As for April Koyejo-Audiger’s Sandman, wheeled on in a kind of sail-rigged bathtub-boat, she confirmed that this Grimm forest felt – as it should be – funny and scary all at once. The animal-masked chorus of guardian angels (pictured below), sturdily supplemented by young performers from the Cardinal Vaughan Memorial School, brought moments of true enchantment to the bedtime masquerade. A tutu-ed Dew Fairy – Charlotte Bowden – arrived to wake the children while pedalling another, posher, bike: evidently, Wilkie was unafraid of a touch or three of camp. By now, the comic muse had jumped back in the saddle again. 

So how would Wilkie present the Gingerbread Witch and her cannibalistic lures? He eschewed the tenor-in-drag solution: old hat by now. Instead, Eleanor Dennis’s kid-eating sorceress circumvented our present-day discomfort with evil old crones in unexpected style. Riotously festooned with fairy-lights, her cake-constructed cottage emerged as the reverse side of the parents’ caravan-hovel. And Dennis, who brought enormous relish and panache to every phrase, executed a sudden change of identity herself. She began as a Dietrich-era vamp in glittery scarlet gown, only to shed the frock and morph into a strutting Fascist autocrat, all boots, breeches and plus-size epaulettes (pictured below). Yes, that will dispense with contemporary worries about folk-tale ageism-sexism, but maybe at the cost of a certain dramatic incoherence? 
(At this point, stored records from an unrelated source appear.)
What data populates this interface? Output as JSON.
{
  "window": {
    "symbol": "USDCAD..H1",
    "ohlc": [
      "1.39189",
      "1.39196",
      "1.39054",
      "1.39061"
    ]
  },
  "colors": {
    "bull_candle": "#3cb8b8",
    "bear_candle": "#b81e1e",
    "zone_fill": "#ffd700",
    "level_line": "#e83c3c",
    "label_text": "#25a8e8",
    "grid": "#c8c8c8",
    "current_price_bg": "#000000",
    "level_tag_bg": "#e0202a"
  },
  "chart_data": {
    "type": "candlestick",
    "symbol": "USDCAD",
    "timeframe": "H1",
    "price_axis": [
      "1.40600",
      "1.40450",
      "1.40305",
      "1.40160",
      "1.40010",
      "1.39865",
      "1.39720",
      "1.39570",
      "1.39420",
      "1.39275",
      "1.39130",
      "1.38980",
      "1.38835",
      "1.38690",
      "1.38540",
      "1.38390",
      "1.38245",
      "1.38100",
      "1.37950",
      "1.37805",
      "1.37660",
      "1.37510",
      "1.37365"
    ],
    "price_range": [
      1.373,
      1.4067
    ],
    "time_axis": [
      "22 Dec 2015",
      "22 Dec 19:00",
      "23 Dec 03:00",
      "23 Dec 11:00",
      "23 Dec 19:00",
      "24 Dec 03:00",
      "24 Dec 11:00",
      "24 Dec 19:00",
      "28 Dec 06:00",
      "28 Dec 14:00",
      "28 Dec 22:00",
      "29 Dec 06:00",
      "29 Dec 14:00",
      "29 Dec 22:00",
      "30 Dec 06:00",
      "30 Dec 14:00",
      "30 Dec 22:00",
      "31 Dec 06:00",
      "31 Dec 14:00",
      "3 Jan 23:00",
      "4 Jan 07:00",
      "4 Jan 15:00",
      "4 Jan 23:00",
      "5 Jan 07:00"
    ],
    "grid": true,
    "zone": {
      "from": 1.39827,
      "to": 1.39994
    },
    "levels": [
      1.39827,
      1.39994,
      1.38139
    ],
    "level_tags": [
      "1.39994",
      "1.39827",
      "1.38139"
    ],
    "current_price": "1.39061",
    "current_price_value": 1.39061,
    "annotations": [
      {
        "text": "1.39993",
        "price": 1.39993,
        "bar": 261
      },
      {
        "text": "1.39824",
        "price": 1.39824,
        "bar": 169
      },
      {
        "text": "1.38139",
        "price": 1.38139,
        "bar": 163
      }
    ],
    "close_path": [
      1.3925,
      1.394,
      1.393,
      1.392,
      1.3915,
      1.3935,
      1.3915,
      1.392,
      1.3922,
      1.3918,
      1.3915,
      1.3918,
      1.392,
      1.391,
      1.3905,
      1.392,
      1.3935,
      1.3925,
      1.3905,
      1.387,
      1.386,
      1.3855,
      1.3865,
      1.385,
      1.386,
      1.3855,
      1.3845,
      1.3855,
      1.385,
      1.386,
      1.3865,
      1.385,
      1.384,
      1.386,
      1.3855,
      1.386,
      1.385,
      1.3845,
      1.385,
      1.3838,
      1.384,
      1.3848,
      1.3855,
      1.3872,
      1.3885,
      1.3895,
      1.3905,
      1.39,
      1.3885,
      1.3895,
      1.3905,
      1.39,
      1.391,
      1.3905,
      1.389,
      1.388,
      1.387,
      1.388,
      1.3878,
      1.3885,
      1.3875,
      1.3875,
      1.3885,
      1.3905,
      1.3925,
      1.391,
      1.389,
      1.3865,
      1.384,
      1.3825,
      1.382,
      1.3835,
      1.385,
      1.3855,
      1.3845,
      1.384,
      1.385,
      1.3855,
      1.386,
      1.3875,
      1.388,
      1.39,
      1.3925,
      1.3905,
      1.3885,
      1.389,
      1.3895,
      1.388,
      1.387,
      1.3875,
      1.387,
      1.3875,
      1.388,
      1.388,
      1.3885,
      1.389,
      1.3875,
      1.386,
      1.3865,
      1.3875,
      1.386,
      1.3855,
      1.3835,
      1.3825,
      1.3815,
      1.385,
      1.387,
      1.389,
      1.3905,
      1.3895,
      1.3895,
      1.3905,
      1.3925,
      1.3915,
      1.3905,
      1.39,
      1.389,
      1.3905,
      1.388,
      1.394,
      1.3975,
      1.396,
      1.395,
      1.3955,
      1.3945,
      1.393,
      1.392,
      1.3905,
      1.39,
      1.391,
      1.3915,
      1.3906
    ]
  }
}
At any rate, the smoke and flames from the oven she prepared for the kids felt properly ghastly, even if her comeuppance seemed a bit perfunctory (“You’re toast!”). Costume changes aside, Dennis sang with unflagging dash and brio, requiring no demonic assistance to ace top notes while her cookies crumbled. As the Witch’s previous victims returned to life, carrying what looked like super-sized Quality Street, we closed with a witty reminder that the cake-and-chocolate dreams of anxious, deprived children may not only exist in the realms of operatic fantasy. Singers and orchestra, meanwhile, made us hear how cleverly Humperdinck’s finale unites the demotic and otherworldly sides of his wonderfully calorific score. With the Witch back on stage in cake-enhanced form, all looked – and sounded – good enough to scoff for seconds. OHP’s Gothic gâteau rose delectably to the occasion. Audiences will surely wolf it down with glee.